Глава 21. Тот, кто приходит во сне - Álomban járó

52 4 0
                                    

Кемисэ

Всё по-прежнему: Вистан с Инанной придвинулись поближе к огню, кутаясь в одно одеяло, Эгир подкладывает в костёр хворостинки, я же смотрю на пламенеющее от жара лицо Ирчи, осторожно касаясь липкой от пота кожи. Как бы мне хотелось впитать этот огонь, поглотить без остатка: мне бы это не причинило никакого вреда. Но здесь я не властен, как и ни в чём другом: все мои познания тут тщетны. Всё, на что мне остаётся надеяться – это на слова Рэу, которые я невольно начинаю повторять себе под нос: «Молодые и сильные исцелятся от любой хвори сами, им и лекарь не нужен».

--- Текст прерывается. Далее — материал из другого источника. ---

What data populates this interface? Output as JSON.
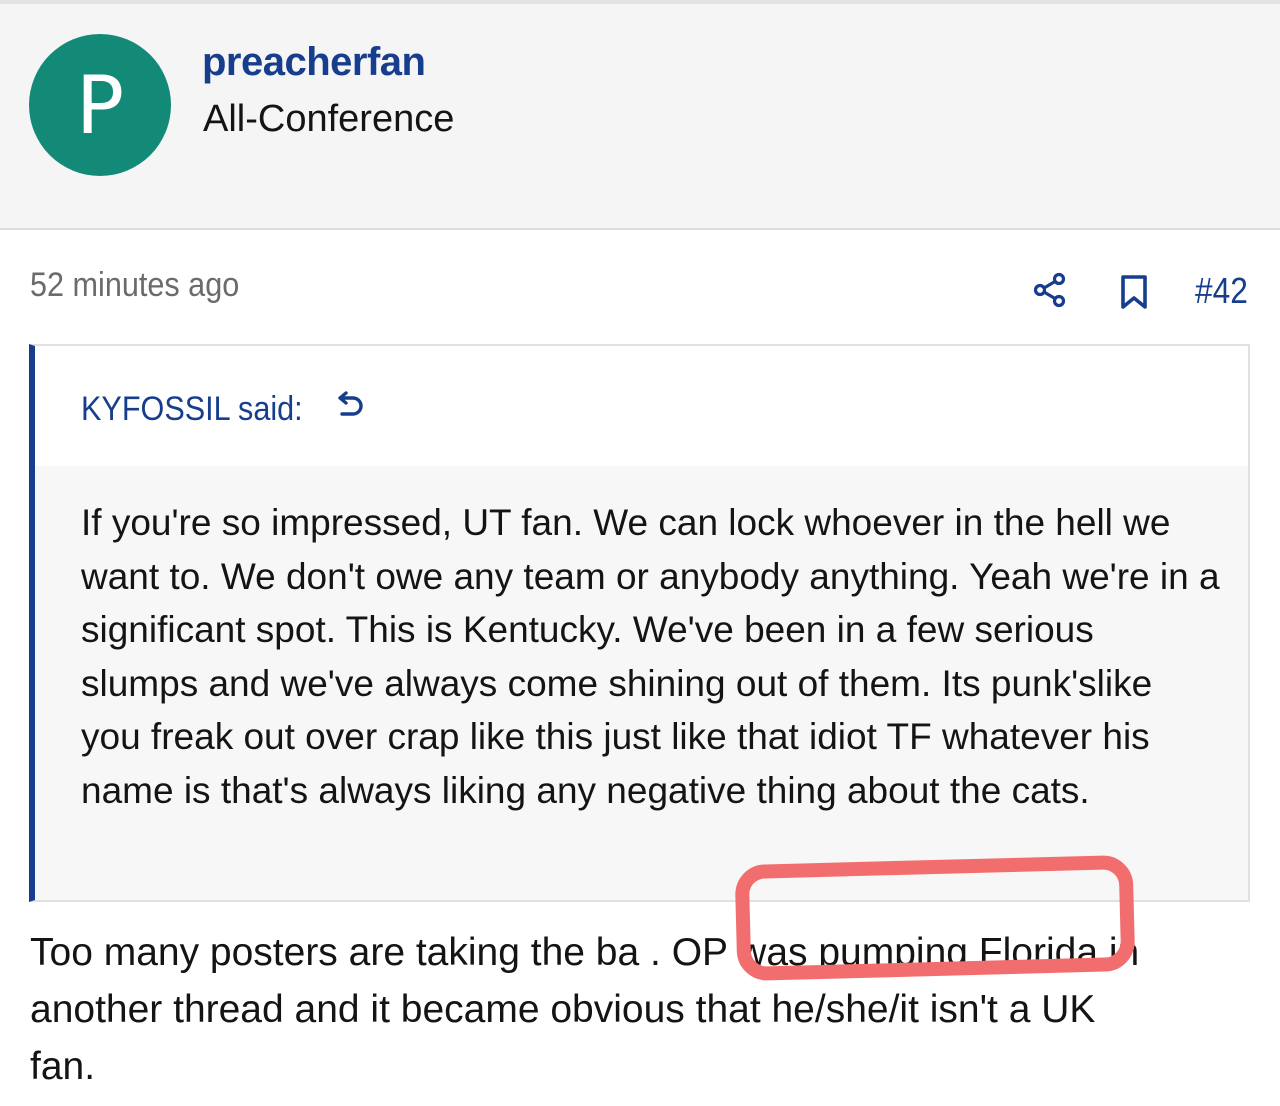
{
  "user": {
    "avatar_letter": "P",
    "avatar_color": "#138a78",
    "username": "preacherfan",
    "title": "All-Conference"
  },
  "post": {
    "timestamp": "52 minutes ago",
    "share_icon": "share-icon",
    "bookmark_icon": "bookmark-icon",
    "number": "#42"
  },
  "quote": {
    "author": "KYFOSSIL said:",
    "jump_icon": "undo-arrow-icon",
    "text": "If you're so impressed, UT fan. We can lock whoever in the hell we want to. We don't owe any team or anybody anything. Yeah we're in a significant spot. This is Kentucky. We've been in a few serious slumps and we've always come shining out of them. Its punk'slike you freak out over crap like this just like that idiot TF whatever his name is that's always liking any negative thing about the cats."
  },
  "reply": {
    "text": "Too many posters are taking the ba . OP was pumping Florida in another thread and it became obvious that he/she/it isn't a UK fan."
  },
  "colors": {
    "link_blue": "#173e8c",
    "highlight_red": "#f26e6e"
  }
}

И всё же как бы мне хотелось, чтобы он сейчас оказался рядом – пусть умом я и понимаю, что мой приёмный отец не смог бы вызволить нас отсюда, а то и создал бы дополнительные затруднения, но всё равно кажется, что от одного его присутствия отступила бы щемящая тоска, которая сосёт моё сердце, неумолимо приговаривая: «А ведь это ты виноват в том, что он едва не погиб».

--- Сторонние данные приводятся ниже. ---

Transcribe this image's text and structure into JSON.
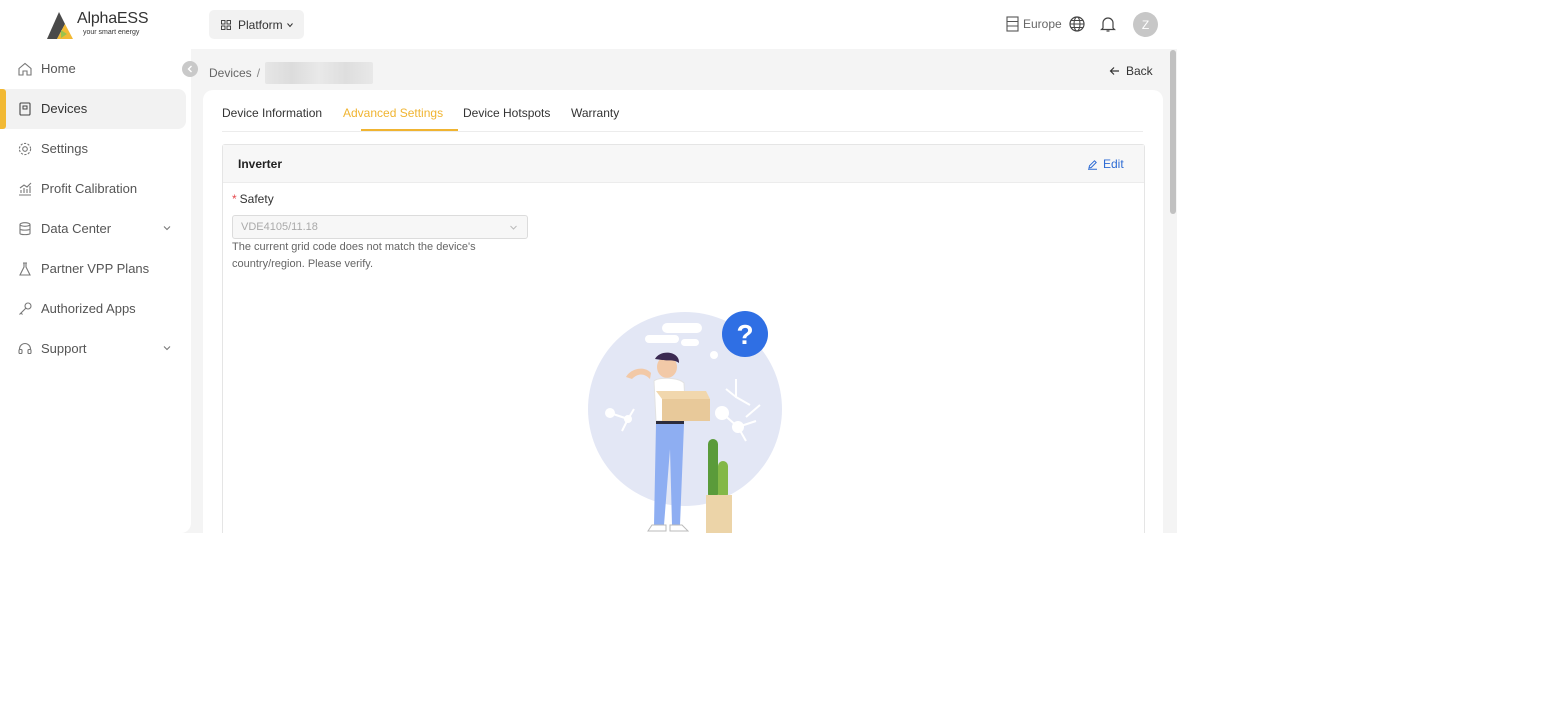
{
  "brand": {
    "name": "AlphaESS",
    "tagline": "your smart energy"
  },
  "sidebar": {
    "items": [
      {
        "label": "Home",
        "icon": "home-icon"
      },
      {
        "label": "Devices",
        "icon": "device-icon",
        "active": true
      },
      {
        "label": "Settings",
        "icon": "gear-icon"
      },
      {
        "label": "Profit Calibration",
        "icon": "chart-icon"
      },
      {
        "label": "Data Center",
        "icon": "database-icon",
        "expandable": true
      },
      {
        "label": "Partner VPP Plans",
        "icon": "flask-icon"
      },
      {
        "label": "Authorized Apps",
        "icon": "key-icon"
      },
      {
        "label": "Support",
        "icon": "headset-icon",
        "expandable": true
      }
    ]
  },
  "header": {
    "platform_label": "Platform",
    "region_label": "Europe",
    "avatar_initial": "Z"
  },
  "breadcrumb": {
    "root": "Devices",
    "separator": "/"
  },
  "back_label": "Back",
  "tabs": [
    {
      "label": "Device Information"
    },
    {
      "label": "Advanced Settings",
      "active": true
    },
    {
      "label": "Device Hotspots"
    },
    {
      "label": "Warranty"
    }
  ],
  "panel": {
    "title": "Inverter",
    "edit_label": "Edit",
    "field": {
      "required_mark": "*",
      "label": "Safety",
      "value": "VDE4105/11.18",
      "hint": "The current grid code does not match the device's country/region. Please verify."
    }
  },
  "illustration": {
    "badge": "?"
  },
  "colors": {
    "accent": "#f0b431",
    "link": "#2d6bd4",
    "illustration_circle": "#e3e7f5",
    "badge": "#2f6fe4"
  }
}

И это на самом деле так – ведь кто, как не я, забросил камень таким образом, что верёвку перетёрло? А что если на этом и завершился бы жизненный путь нашего отважного проводника? Нет, мне не хочется об этом даже думать.

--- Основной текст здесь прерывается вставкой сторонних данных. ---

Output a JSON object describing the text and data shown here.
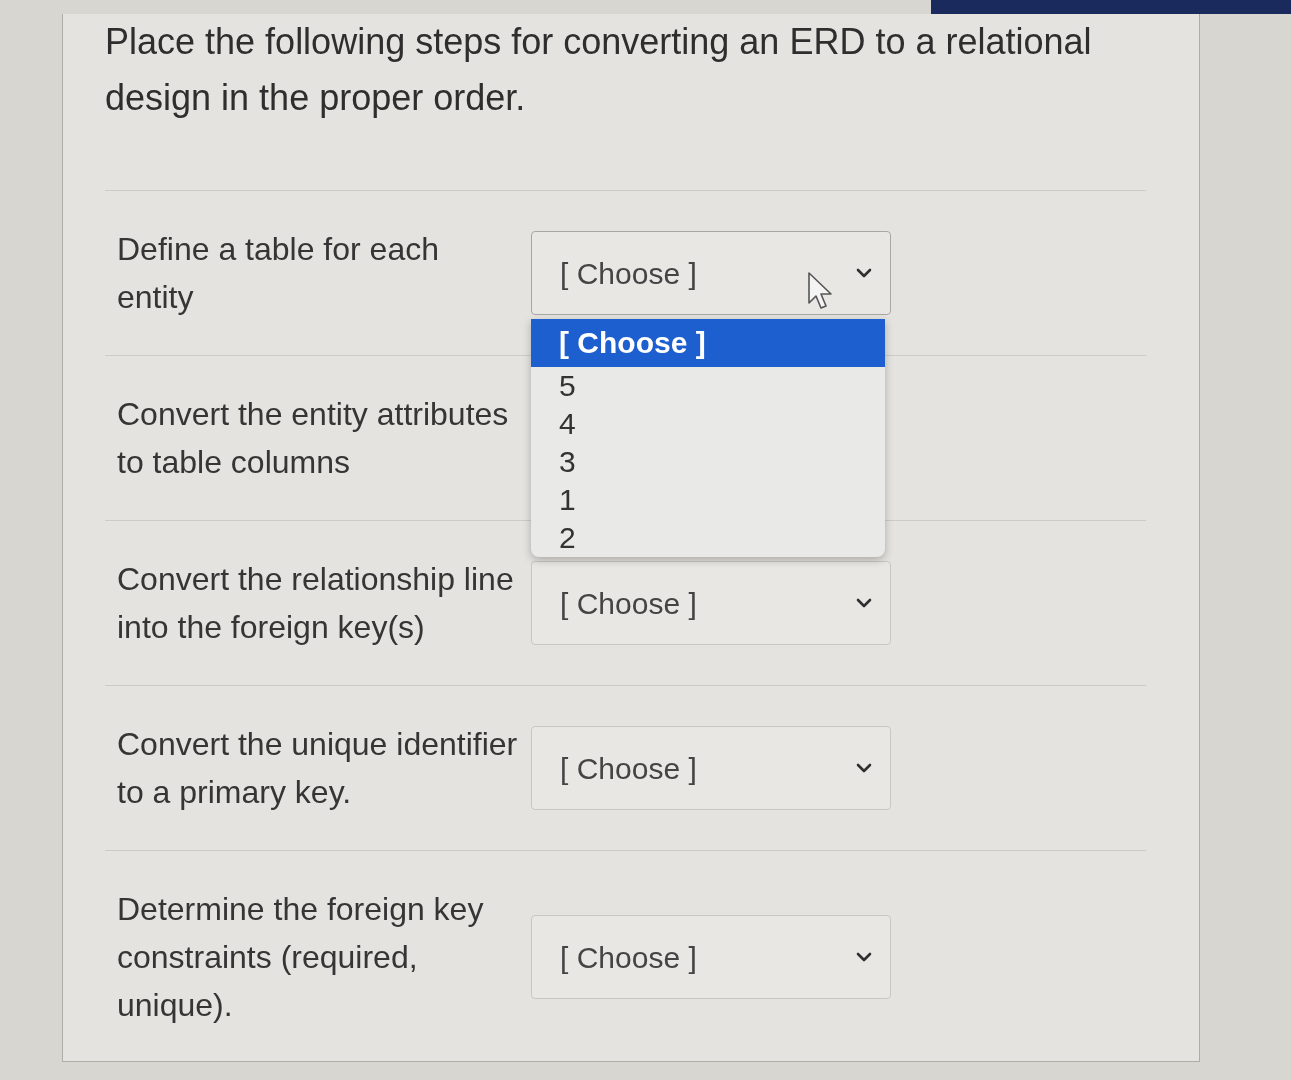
{
  "question": {
    "text": "Place the following steps for converting an ERD to a relational design in the proper order."
  },
  "matches": [
    {
      "prompt": "Define a table for each entity",
      "value": "[ Choose ]",
      "expanded": true,
      "options": [
        {
          "label": "[ Choose ]",
          "selected": true
        },
        {
          "label": "5",
          "selected": false
        },
        {
          "label": "4",
          "selected": false
        },
        {
          "label": "3",
          "selected": false
        },
        {
          "label": "1",
          "selected": false
        },
        {
          "label": "2",
          "selected": false
        }
      ]
    },
    {
      "prompt": "Convert the entity attributes to table columns"
    },
    {
      "prompt": "Convert the relationship line into the foreign key(s)",
      "value": "[ Choose ]",
      "expanded": false
    },
    {
      "prompt": "Convert the unique identifier to a primary key.",
      "value": "[ Choose ]",
      "expanded": false
    },
    {
      "prompt": "Determine the foreign key constraints (required, unique).",
      "value": "[ Choose ]",
      "expanded": false
    }
  ]
}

Пожалуй, я так и маялся бы этими тягостными мыслями весь день напролёт, если бы меня не отвлёк тихий стон Ирчи; думая, что он наконец приходит в себя, я склоняюсь, спрашивая, как он себя чувствует. С его губ и впрямь слетают несколько слов – еле различимых, так что я не в состоянии даже понять, на каком это языке. Полагая, что он, быть может, о чём-то просит, я тотчас зову Эгира, однако, склонив ухо к губам Ирчи, тот лишь пожимаетплечами:

– Должно быть, бредит.

– А что он говорит? – всё же повторяю я срывающимся от волнения голосом: отчего-то мне обидно, что я не в состоянии разобрать его бормотания, пусть на деле оно и представляет собой бессвязный лепет.

– Да что-то про дорогу.

Тем временем голос Ирчи обретает отчётливость, словно он постепенно приходит в сознание и, не удержавшись, я вновь окликаю его на валашском, чтобы получить в ответ всё ту же череду непонятных слов – но что-то в них неуловимо изменилось.

Эту перемену чую не я один: Эгир склоняет голову набок, с интересом прислушиваясь, после чего удовлетворённо заключает:

– Это язык склави. Можно было догадаться, что он из словен [1] – иначе откуда бы у него взяться столь светлым волосам? – На мой недоуменный взгляд он поясняет: – Должно быть, полукровка: кто-то из родителей у него из мадьяр, а то он не говорил бы по-нашему так складно.

– Полукровка, – повторяю я, словно заворожённый.

– Ну да, такое случается нередко, – принимается рассуждать Эгир. – Наши сородичи жалуют словенок, но вот потом смешанная кровь не всегда приходится ко двору – видать, потому-то он и мыкается по свету, будто безродный. – Покачав головой, Эгир возвращается к господину, я же продолжаю смотреть на трепещущие ресницы Ирчи – кажется, веки вот-вот поднимутся – и с замиранием сердца гадаю: бывают ли подобные совпадения? Неужто и он знает, что это такое – быть чуждым обоим мирам, нигде не находя себе места? Впрочем, едва ли про него можно сказать такое: похоже, его умению мигом поладить с любым ничуть не мешает цвет волос, выдающий его происхождение яснее любого клейма – смогу ли я когда-нибудь относиться к приметам своего рождения с такой же лёгкостью? А может, я ошибаюсь, и незримый камень на его сердце ничуть не легче моего?


Ирчи

Проснулся я весь мокрый от пота и с гудящей от долгого сна головой, прежде всего обнаружив, что лежу раздетый, укутанный в свою доху и шерстяной плащ твердынца. Изрядно смущаясь от того, что кому-то пришлось стаскивать с меня мокрую одежду, я приподнялся, тут же скривившись от боли: ощущение было такое, словно меня основательно отходили палками, а потом ещё добавили ногами.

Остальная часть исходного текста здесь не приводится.